Ignatius, Father Mulrooney’s, has been found dead in the church and buried by the aging priest in the graveyard. Dead cats tell no tales, but the howls of Ignatius–according to the good father–startle him from a deep sleep the next night and send him to the church to investigate. On the sanctuary floor is a pentagon painted in blood and signs of a Black Mass. But all traces of the Satan worship vanish by the time he brings his housekeeper, Mrs. Thrimble, to witness the sacrilege. Can’t Jimmy, with his growing reputation for investigation, take a look-see?
Matters of cats meowing from beyond the grave and old boneyards aside, Flannery doesn’t consider either problem a matter of life and death…until he stumbles upon a corpse. That makes it murder. Someone has killed poor old Father Mulrooney, and Flannery suspects the motive lies in the world of the living , where passions run deep and politics lie at the bottom of land deals, buried secrets, and sudden death.

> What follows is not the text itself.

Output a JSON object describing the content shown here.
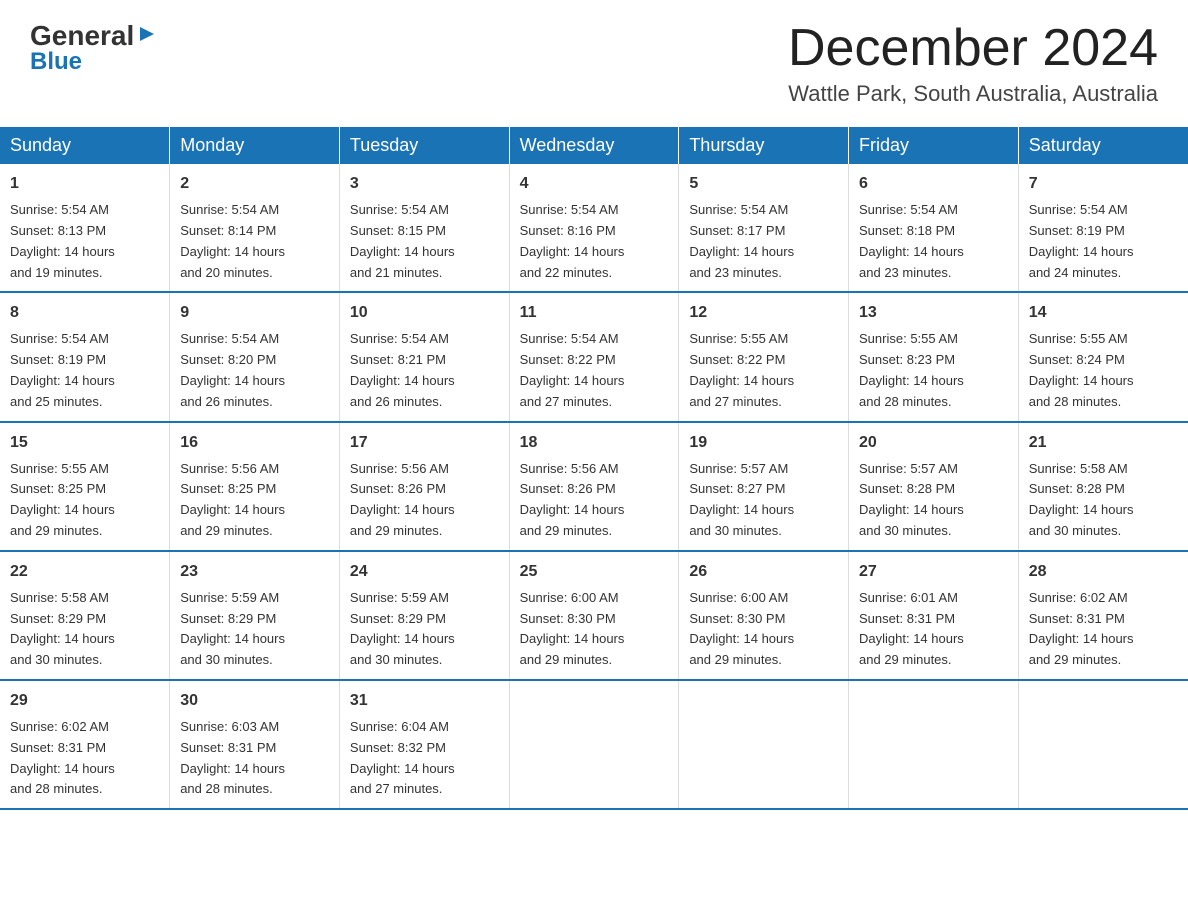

While former choir boy Flannery heads to the Catholic boys’ school next to St. Pat’s–that being the likeliest source of ghostly cats and devilish doings–his former ward boss “Chips” Devlin figures Jim’s the one to revive some of Chicago’s Irish political clout and squelch the gas station deal. Devlin’s sainted grandmother lies in that graveyard, and he’d prefer her bones rest in peace, not make way for premium no-lead.